Of the 200 models manufactured at the time, according to experts there are around 60-70 units left worldwide. And of that number, there are believed to be only about 20 that can still function. And given that we are talking about an absolute relic in the history of Computing – the Apple 1 is not only the first thing that Apple did, but the first PC that combined a microprocessor with a connection for keyboard and monitor -, the prices for getting this piece Apple history and Technology history are not low …
An Apple 1 at auction
An original Apple computer built by company co-founders Steve Wozniak and Steve Jobs in 1976 has fetched a price of $ 400,000 (350,000 euros) at an auction in the United States. The computer has only had two owners, a university professor and his student, to whom he sold the machine for $ 650, said John Moran Auctioneers in California.
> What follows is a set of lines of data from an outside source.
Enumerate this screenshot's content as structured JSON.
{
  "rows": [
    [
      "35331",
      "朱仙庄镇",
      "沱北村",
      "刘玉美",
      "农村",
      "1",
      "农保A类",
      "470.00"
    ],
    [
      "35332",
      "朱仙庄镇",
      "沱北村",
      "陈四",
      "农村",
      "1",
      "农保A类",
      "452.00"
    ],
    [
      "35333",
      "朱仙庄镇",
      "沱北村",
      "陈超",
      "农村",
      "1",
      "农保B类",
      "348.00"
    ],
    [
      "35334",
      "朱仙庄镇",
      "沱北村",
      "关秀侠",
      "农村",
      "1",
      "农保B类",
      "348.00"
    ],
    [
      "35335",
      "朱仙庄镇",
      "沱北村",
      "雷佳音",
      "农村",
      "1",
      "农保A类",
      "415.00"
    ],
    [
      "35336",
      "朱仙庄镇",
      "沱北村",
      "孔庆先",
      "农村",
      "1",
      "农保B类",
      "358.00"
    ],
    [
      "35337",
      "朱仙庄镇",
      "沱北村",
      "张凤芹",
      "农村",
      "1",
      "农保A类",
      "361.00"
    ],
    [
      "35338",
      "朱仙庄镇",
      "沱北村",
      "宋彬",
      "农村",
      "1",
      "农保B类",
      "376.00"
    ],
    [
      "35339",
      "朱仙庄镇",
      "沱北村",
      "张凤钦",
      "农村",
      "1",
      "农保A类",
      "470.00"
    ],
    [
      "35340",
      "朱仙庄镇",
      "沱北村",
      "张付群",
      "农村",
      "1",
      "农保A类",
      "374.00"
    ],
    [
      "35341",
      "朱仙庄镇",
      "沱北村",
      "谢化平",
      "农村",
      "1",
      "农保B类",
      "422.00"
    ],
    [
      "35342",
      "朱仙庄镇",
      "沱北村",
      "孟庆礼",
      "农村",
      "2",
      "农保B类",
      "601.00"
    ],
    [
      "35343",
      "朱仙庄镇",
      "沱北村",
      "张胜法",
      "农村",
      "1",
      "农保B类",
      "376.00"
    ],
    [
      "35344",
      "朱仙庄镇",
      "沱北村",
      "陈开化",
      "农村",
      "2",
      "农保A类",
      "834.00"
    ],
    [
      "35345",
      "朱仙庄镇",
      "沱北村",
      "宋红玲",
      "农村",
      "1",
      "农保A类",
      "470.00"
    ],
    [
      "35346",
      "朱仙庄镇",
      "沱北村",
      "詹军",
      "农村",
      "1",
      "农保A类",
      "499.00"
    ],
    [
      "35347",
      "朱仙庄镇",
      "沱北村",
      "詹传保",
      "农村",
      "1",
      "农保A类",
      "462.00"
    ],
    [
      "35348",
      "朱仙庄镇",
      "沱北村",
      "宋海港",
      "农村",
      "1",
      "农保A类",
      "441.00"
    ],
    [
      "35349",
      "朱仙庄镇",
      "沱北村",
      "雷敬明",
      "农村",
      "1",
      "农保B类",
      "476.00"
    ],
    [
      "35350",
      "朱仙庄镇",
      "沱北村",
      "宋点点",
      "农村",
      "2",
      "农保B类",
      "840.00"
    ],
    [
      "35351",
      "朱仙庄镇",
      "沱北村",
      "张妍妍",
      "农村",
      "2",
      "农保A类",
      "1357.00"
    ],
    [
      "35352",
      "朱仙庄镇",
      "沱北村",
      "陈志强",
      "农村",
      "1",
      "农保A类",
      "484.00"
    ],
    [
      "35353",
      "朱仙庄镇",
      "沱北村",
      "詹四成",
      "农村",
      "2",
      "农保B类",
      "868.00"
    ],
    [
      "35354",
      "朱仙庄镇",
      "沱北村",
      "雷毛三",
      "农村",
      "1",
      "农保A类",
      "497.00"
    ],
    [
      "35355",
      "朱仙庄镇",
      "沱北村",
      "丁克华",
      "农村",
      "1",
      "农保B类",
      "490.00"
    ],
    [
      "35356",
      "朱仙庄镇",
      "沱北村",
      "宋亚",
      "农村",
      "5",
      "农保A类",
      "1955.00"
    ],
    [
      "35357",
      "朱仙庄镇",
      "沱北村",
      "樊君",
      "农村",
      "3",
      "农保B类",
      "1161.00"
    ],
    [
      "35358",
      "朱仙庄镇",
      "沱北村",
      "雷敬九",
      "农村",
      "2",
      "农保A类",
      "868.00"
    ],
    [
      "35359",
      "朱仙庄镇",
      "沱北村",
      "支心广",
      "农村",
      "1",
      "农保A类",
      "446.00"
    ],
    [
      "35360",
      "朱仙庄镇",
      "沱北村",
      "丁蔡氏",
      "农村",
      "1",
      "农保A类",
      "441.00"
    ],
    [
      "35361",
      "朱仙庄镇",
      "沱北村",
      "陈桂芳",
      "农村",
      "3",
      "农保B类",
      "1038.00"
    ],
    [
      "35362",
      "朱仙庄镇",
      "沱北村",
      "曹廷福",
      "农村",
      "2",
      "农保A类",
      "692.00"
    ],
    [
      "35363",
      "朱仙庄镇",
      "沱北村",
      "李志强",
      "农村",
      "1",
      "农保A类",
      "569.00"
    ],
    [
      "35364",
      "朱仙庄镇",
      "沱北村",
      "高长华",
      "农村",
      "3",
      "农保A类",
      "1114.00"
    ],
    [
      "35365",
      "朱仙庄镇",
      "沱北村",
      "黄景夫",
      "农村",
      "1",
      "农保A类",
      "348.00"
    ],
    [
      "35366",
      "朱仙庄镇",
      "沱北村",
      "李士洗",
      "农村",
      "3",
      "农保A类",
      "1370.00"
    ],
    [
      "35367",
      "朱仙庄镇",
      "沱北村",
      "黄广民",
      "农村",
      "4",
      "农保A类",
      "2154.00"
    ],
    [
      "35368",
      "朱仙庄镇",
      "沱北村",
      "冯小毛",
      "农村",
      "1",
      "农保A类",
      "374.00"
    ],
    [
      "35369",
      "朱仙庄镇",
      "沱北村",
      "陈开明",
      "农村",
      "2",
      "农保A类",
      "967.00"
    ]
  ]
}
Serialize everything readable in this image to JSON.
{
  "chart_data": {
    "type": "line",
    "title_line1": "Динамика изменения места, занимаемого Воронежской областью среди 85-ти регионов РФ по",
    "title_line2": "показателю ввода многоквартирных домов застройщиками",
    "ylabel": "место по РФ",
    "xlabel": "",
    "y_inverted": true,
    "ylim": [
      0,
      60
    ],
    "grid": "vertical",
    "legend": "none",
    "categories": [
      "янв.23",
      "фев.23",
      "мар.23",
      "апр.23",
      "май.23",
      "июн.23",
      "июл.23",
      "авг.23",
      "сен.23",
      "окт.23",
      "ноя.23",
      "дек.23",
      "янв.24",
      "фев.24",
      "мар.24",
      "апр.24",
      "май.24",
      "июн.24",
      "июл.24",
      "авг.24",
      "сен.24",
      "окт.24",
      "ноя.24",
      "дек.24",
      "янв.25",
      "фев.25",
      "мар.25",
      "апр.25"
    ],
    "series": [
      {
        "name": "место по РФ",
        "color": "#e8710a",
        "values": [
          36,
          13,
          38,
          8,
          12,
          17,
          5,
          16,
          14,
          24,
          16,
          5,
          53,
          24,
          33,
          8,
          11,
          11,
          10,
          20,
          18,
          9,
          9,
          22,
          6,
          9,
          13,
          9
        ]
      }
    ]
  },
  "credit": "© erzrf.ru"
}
The sale It included Apple’s user manuals and software on two cassette tapes. Of course, the auctioned machine is not the most profitable Apple-1 computer: that distinction corresponds to a working version that was sold for $ 905,000 at a Bonhams auction in New York in 2014.
“This is kind of a holy grail for collectors of vintage electronics and computer technology,” Apple-1 expert Corey Cohen told the Los Angeles Times ahead of Tuesday’s auction in the town of Monrovia, near Los Angeles. “That makes it really exciting for a lot of people.”
Yes, at least for those who can spend such a large amount of money on a piece that is pure computer science history.